Wrath of the Dragon God is the second instalment in the series and serves as a stand-alone sequel to Dungeons & Dragons (2000). The only returning actor is Bruce Payne, reprising his role as Damodar. The film premiered at the Sci-Fi Channel on October 10, 2005. It was released in theaters in Europe as well as some parts of North America and Latin America, and released on DVD on February 7, 2006.

==== Dungeons & Dragons 3: The Book of Vile Darkness (2012) ====

A young knight named Grayson recruits the team to save his father from evil warlord Shantrax, who also wants to use the magical Book of Vile Darkness for malevolent purposes.

The Book of Vile Darkness is the third installment in the series and was released direct-to-DVD in the United Kingdom on August 9, 2012.

=== Reboot ===
==== Dungeons & Dragons: Honor Among Thieves (2023) ====

A bard named Edgin Darvis and barbarian Holga Kilgore enlist a team of unlikely heroes to steal an ancient and powerful relic but come into conflict with evil forces.

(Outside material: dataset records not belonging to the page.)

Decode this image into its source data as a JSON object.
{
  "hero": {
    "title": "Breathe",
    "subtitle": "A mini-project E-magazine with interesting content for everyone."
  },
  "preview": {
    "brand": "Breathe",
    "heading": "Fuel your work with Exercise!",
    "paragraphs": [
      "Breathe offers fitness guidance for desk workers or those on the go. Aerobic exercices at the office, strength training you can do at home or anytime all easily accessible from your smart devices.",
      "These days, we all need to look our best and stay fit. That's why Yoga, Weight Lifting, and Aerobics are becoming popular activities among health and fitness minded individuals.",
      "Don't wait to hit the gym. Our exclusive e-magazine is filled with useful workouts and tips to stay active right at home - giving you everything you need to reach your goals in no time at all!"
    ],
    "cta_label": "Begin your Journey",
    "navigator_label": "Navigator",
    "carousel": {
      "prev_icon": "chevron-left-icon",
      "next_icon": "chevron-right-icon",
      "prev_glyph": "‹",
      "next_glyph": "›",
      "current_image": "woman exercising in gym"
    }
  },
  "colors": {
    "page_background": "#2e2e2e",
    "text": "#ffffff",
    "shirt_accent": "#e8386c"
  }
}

Honor Among Thieves is a reboot of the series and has no relation to the previous films. The film was released on March 31, 2023, by Paramount Pictures, and stars Chris Pine, Michelle Rodriguez, Hugh Grant, Justice Smith, Regé-Jean Page, Daisy Head, and Sophia Lillis in the main roles.

== Television ==
A spin-off television series has been in development since 2022. Part of a "multi-pronged approach" for television projects, the show is described as the "flagship" and "cornerstone" live-action series, of the multiple projects in development, while also functioning to "complement" the film side of the franchise. Various networks and streaming companies were reportedly bidding on distribution rights. Paramount+ initially ordered the series and partnered with Entertainment One (eOne) and Paramount Pictures to develop it, but in 2024, the network decided not to go forward with the project. The series is currently in development "by Hasbro's in-house division Hasbro Entertainment following eOne's December 2023 sale to Lionsgate" with a new creative team and "will undergo a creative update before being taken out to other potential buyers".

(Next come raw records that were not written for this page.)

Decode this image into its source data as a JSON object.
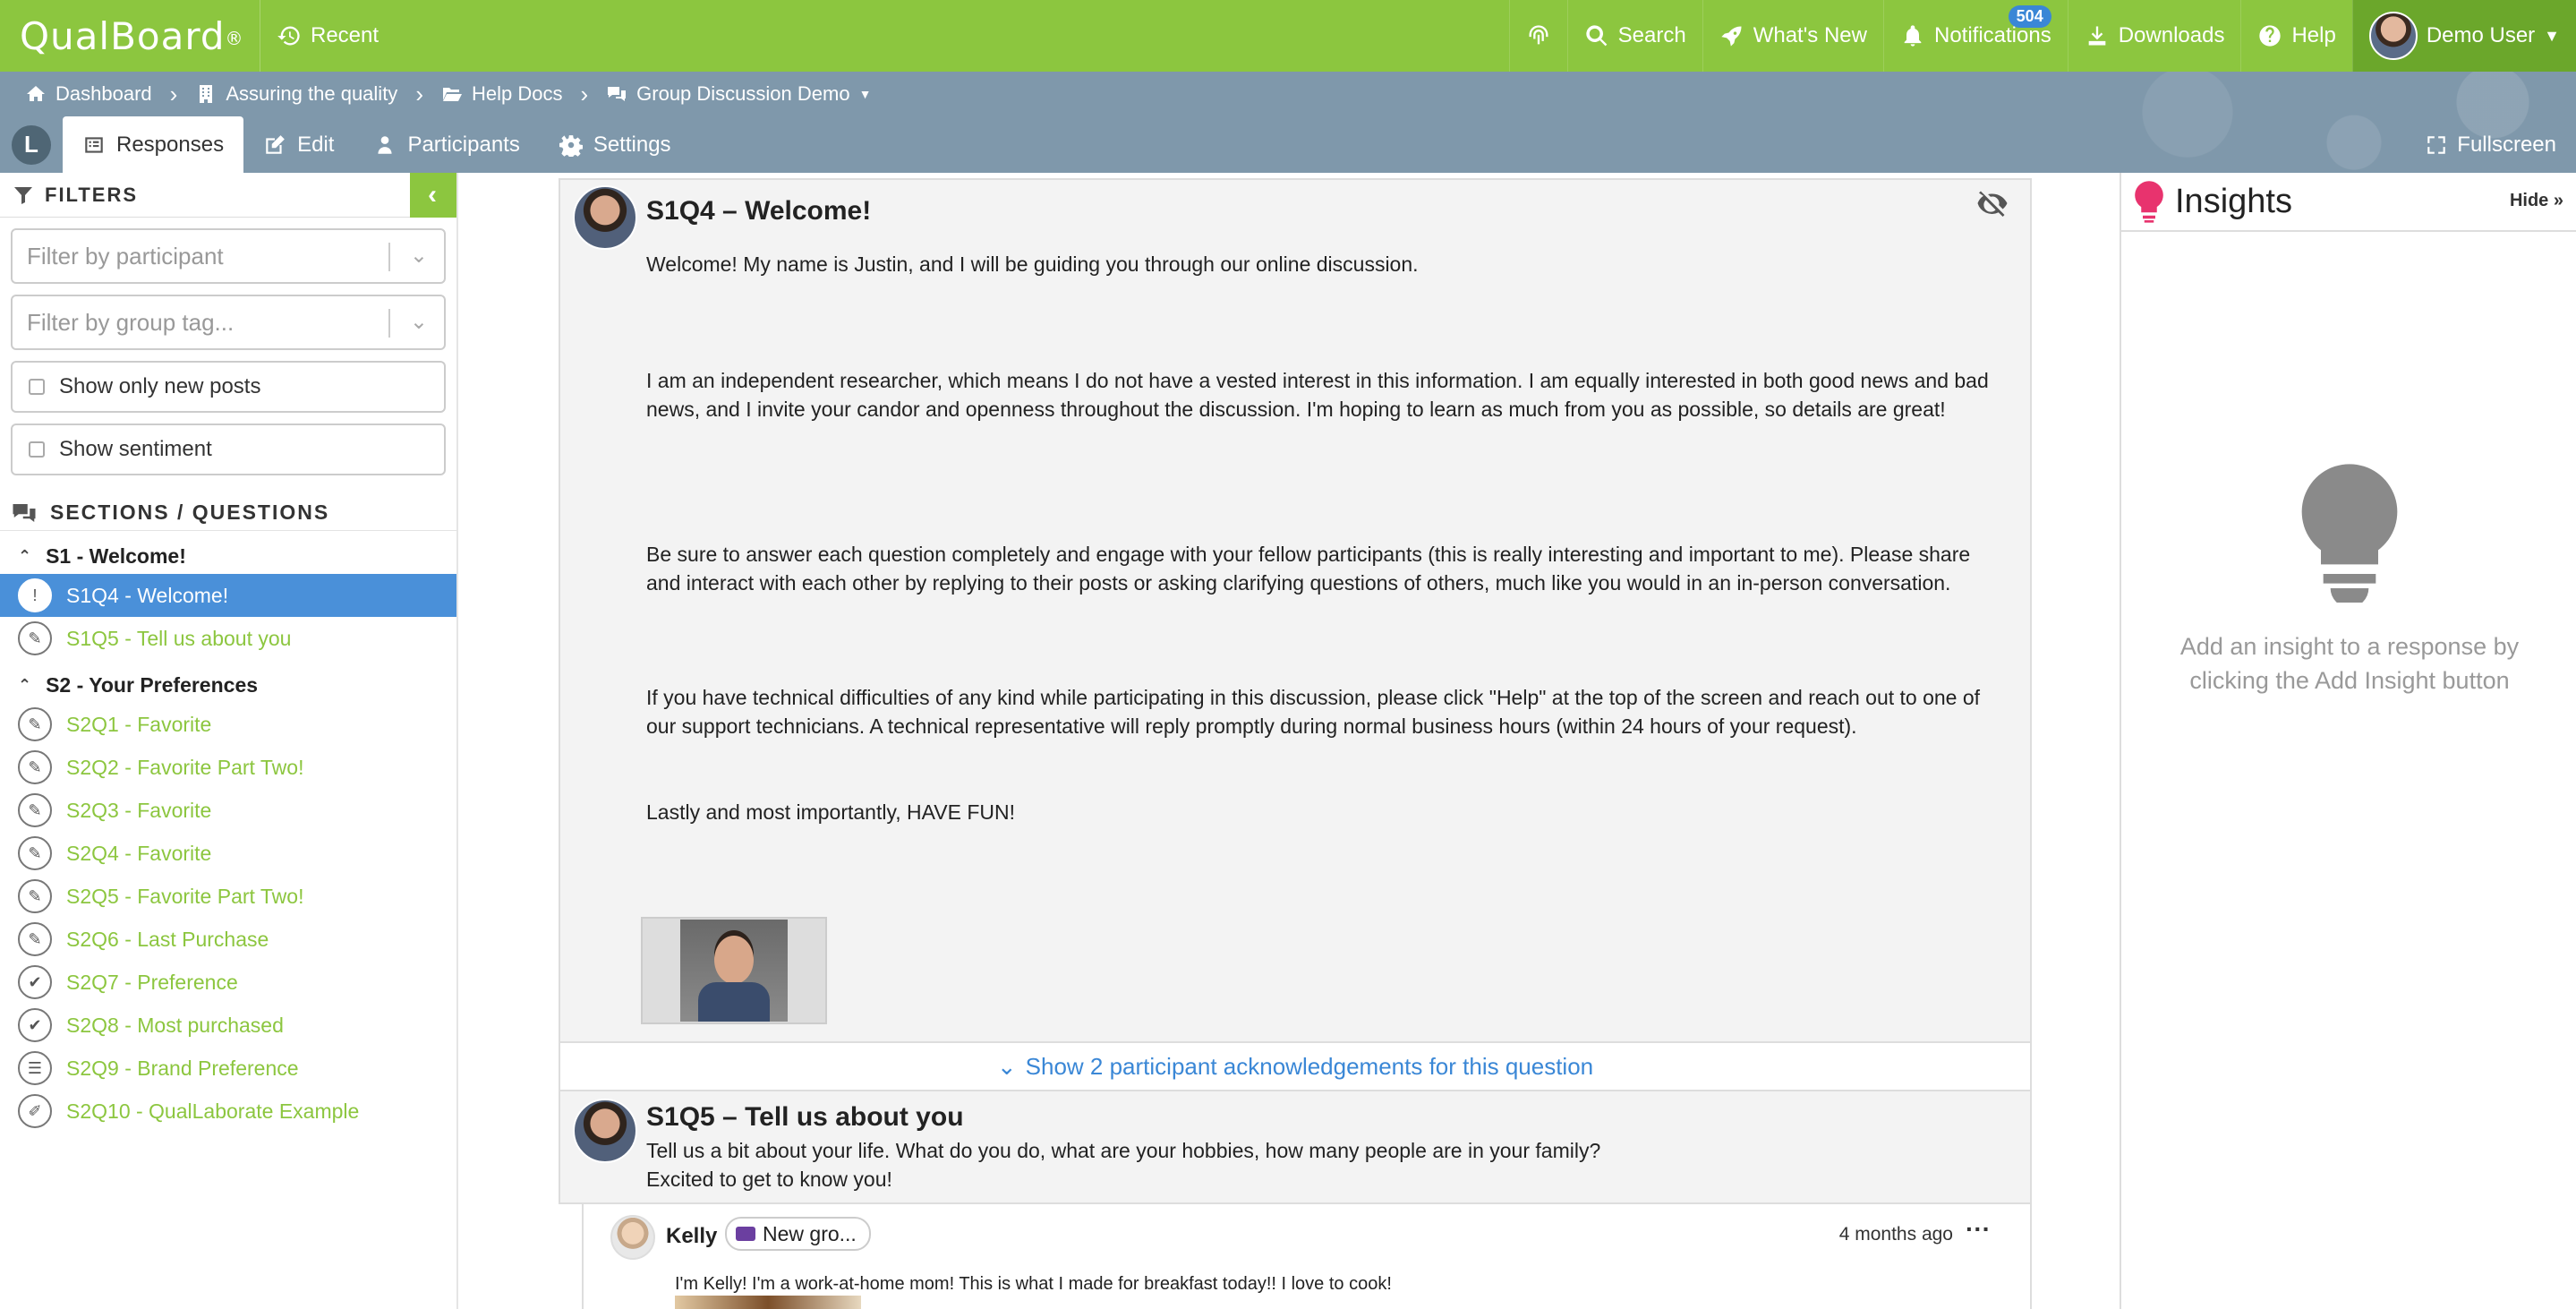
{
  "topbar": {
    "brand": "QualBoard",
    "brand_mark": "®",
    "recent": "Recent",
    "search": "Search",
    "whats_new": "What's New",
    "notifications": "Notifications",
    "notifications_count": "504",
    "downloads": "Downloads",
    "help": "Help",
    "user": "Demo User"
  },
  "breadcrumb": {
    "dashboard": "Dashboard",
    "project": "Assuring the quality",
    "folder": "Help Docs",
    "discussion": "Group Discussion Demo"
  },
  "tabs": {
    "home_glyph": "L",
    "responses": "Responses",
    "edit": "Edit",
    "participants": "Participants",
    "settings": "Settings",
    "fullscreen": "Fullscreen"
  },
  "sidebar": {
    "filters_title": "FILTERS",
    "filter_participant": "Filter by participant",
    "filter_group_tag": "Filter by group tag...",
    "show_new_posts": "Show only new posts",
    "show_sentiment": "Show sentiment",
    "sections_title": "SECTIONS / QUESTIONS",
    "sections": [
      {
        "label": "S1 - Welcome!",
        "items": [
          {
            "label": "S1Q4 - Welcome!",
            "icon": "alert-icon",
            "glyph": "!"
          },
          {
            "label": "S1Q5 - Tell us about you",
            "icon": "comment-icon",
            "glyph": "✎"
          }
        ]
      },
      {
        "label": "S2 - Your Preferences",
        "items": [
          {
            "label": "S2Q1 - Favorite",
            "icon": "comment-icon",
            "glyph": "✎"
          },
          {
            "label": "S2Q2 - Favorite Part Two!",
            "icon": "comment-icon",
            "glyph": "✎"
          },
          {
            "label": "S2Q3 - Favorite",
            "icon": "comment-icon",
            "glyph": "✎"
          },
          {
            "label": "S2Q4 - Favorite",
            "icon": "comment-icon",
            "glyph": "✎"
          },
          {
            "label": "S2Q5 - Favorite Part Two!",
            "icon": "comment-icon",
            "glyph": "✎"
          },
          {
            "label": "S2Q6 - Last Purchase",
            "icon": "comment-icon",
            "glyph": "✎"
          },
          {
            "label": "S2Q7 - Preference",
            "icon": "check-circle-icon",
            "glyph": "✔"
          },
          {
            "label": "S2Q8 - Most purchased",
            "icon": "check-circle-icon",
            "glyph": "✔"
          },
          {
            "label": "S2Q9 - Brand Preference",
            "icon": "list-icon",
            "glyph": "☰"
          },
          {
            "label": "S2Q10 - QualLaborate Example",
            "icon": "pencil-icon",
            "glyph": "✐"
          }
        ]
      }
    ]
  },
  "questions": {
    "q1": {
      "title": "S1Q4 – Welcome!",
      "p1": "Welcome! My name is Justin, and I will be guiding you through our online discussion.",
      "p2": "I am an independent researcher, which means I do not have a vested interest in this information. I am equally interested in both good news and bad news, and I invite your candor and openness throughout the discussion. I'm hoping to learn as much from you as possible, so details are great!",
      "p3": "Be sure to answer each question completely and engage with your fellow participants (this is really interesting and important to me). Please share and interact with each other by replying to their posts or asking clarifying questions of others, much like you would in an in-person conversation.",
      "p4": "If you have technical difficulties of any kind while participating in this discussion, please click \"Help\" at the top of the screen and reach out to one of our support technicians. A technical representative will reply promptly during normal business hours (within 24 hours of your request).",
      "p5": "Lastly and most importantly, HAVE FUN!"
    },
    "ack": "Show 2 participant acknowledgements for this question",
    "q2": {
      "title": "S1Q5 – Tell us about you",
      "p1": "Tell us a bit about your life. What do you do, what are your hobbies, how many people are in your family?",
      "p2": "Excited to get to know you!"
    },
    "response": {
      "name": "Kelly",
      "tag": "New gro...",
      "time": "4 months ago",
      "more": "···",
      "text": "I'm Kelly! I'm a work-at-home mom! This is what I made for breakfast today!! I love to cook!"
    }
  },
  "insights": {
    "title": "Insights",
    "hide": "Hide",
    "empty": "Add an insight to a response by clicking the Add Insight button"
  },
  "colors": {
    "brand_green": "#8cc63f",
    "band_gray": "#7f98ab",
    "active_blue": "#4a90d9",
    "link_blue": "#3a87d6",
    "insight_pink": "#e8336e"
  }
}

==Additional crew and production details==

Crew/Detail
| Dungeons & Dragons | Dungeons & Dragons: Wrath of the Dragon God | Dungeons & Dragons 3: The Book of Vile Darkness | Dungeons & Dragons: Honor Among Thieves |
| 2000 | 2005 | 2012 | 2023 |
| Composer | Justin Caine Burnett | David Julyan | Andy Grush & Taylor Newton Stewart | Lorne Balfe |
| Cinematographer | Douglas Milsome | Igor Meglic | Emil Topuzov | Barry Peterson |
| Editor(s) | Caroline Ross | Rodney Holland | Rebecca Weigold Stocker | Dan Lebental |
| Production companies | Behavior Worldwide, Silver Pictures, Sweetpea Entertainment | Studio Hamburg, Worldwide Pictures, Zinc Entertainment, Sweetpea Ltd. | Zinc Entertainment, After Dark Films | Entertainment One, Sweetpea Entertainment |
| Distributor | New Line Cinema | Warner Home Video | IM Global | Paramount Pictures |
| Release date | December 8, 2000 | October 8, 2005 | August 9, 2012 | March 31, 2023 |
| Running time | 108 minutes | 105 minutes | 86 minutes | 134 minutes |

== In other media ==
Wizards of the Coast released a Fast-Play Game, The Sewers of Sumdall, based on the first film. It is a DVD-ROM feature on the DVD as a printable PDF file.